4) Giant feces. Surely by now you're over poo. You've probably seen a variety of colors, shapes, and textures. (Oh hush with the "Ewwww" you whiner.) Somewhere between 2 and 3 years old kids begin to develop a talent. This talent is creating the most gigantic turds you've ever seen in your time on earth.  This is why parents take their kids to the zoo. The dung in the elephant exhibit makes every parent feel better about the commode-clogging feces from their own talented spawn.

5) Lose the attitude. I don't care where anyone is on the potty training spectrum. From newborn elimination communicator pro all the way to the parent saying $#!& my kid is now 62 months old and is still scared of the potty. Knock on wood. Hold your tongue. Speak not. Ever heard of karma? Potty training regression is like karma for know-it-all potty trainers that think the fact their kid plopped a pile on the porcelain at 18 months means they win a prize. The only prize is that you did NOT have to fully change that would-be nasty diaper. This is a participation game people. Accept your "participation award" and move along. Let's all be glad that one day our kids will at least be too embarrassed for us to wipe their bums so surely they'll manage to figure it out by then.

6) Be prepared to accept a high five and a proud hooray every time YOU use the bathroom. It's a perk. Nothing wrong with that. Until your 3 year old is declaring "GREAT JOB POOPING, MAMA! You gotta flush! Did you wash your HAAAANDS?!" in the echo-prone public restroom.

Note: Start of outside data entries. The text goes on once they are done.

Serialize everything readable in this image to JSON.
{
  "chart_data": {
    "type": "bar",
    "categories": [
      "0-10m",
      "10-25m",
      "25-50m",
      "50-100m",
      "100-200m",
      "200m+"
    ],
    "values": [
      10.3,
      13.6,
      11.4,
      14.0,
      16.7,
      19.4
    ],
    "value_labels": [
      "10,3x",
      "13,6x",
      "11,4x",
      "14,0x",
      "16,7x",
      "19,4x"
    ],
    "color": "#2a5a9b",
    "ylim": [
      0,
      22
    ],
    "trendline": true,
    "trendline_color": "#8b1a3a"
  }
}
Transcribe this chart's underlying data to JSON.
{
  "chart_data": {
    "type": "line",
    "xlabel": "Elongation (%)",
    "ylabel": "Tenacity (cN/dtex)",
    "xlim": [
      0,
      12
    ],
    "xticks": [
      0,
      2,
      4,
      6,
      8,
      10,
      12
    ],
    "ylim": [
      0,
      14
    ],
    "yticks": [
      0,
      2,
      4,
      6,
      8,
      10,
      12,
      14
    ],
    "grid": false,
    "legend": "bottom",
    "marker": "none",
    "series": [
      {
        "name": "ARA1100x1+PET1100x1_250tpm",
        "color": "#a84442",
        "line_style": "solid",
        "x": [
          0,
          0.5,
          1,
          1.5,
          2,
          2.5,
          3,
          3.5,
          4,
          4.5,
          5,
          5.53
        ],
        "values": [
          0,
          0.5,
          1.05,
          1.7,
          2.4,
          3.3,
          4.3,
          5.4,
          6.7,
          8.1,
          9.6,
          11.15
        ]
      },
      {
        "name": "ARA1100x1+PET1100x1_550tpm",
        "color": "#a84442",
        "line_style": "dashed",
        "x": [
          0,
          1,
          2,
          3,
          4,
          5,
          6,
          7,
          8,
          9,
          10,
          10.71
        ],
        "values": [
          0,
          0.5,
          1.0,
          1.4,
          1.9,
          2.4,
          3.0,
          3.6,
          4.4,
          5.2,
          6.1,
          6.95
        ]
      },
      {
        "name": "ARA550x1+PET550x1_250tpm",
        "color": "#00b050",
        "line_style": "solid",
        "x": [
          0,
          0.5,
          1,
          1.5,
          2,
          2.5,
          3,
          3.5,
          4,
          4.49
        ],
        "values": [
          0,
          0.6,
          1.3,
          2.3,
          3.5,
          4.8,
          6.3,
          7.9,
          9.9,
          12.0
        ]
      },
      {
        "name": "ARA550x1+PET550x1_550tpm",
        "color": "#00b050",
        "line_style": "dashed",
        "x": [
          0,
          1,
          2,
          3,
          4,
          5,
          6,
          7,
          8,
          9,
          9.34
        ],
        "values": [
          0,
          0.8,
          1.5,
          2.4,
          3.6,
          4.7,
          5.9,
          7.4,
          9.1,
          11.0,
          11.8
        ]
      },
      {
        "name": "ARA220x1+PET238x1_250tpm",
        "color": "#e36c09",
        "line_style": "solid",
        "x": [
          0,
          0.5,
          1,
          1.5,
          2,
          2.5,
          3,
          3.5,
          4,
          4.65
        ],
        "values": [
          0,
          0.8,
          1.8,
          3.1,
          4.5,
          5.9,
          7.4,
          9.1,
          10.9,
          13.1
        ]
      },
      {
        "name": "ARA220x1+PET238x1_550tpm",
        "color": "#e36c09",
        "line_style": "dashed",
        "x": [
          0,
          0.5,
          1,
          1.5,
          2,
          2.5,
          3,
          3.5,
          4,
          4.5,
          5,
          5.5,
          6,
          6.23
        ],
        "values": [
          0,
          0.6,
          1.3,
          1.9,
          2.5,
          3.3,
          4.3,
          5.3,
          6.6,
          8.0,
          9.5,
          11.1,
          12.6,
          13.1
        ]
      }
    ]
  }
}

7) Do whatever the heck works for you kids. We're teaching beings that would biologically prefer to squat by a bush alone to instead sit awkwardly on top of a large, cold ceramic bowl that makes a loud flushing sound. THEN we push it further by limiting the amount of time they get to splash in the sink and make bubbles. And we expect this to go well! So, by all means: bribe, reward, sing, dance, make a chart, and give yourself a cookie and when you've accomplished this task publish it on facebook!! (Muahaha now all the non-parents are freaking out about their feeds being covered in potty-success announcements accompanied by turd-in-bowl pictures. Calm down. You'll likely be giddily filling in your status bar with something similar one day. Really though people: turd-in-bowl is unnecessary.)

8) This is really a close follow-up to #5. Don't lick your fingers. Ok, really though. Poop and pee won't hurt you, friends. We don't rub our eyeballs or pick our noses whilst disposing of a certain toddler's mess, right? Feel free to make a face and congratulate the kiddo on their impressive odor but don't freak out over every (inevitable) mess.

9) Give yourself a *high five* if you thought I was building a potty training acronym for the word "SMILE".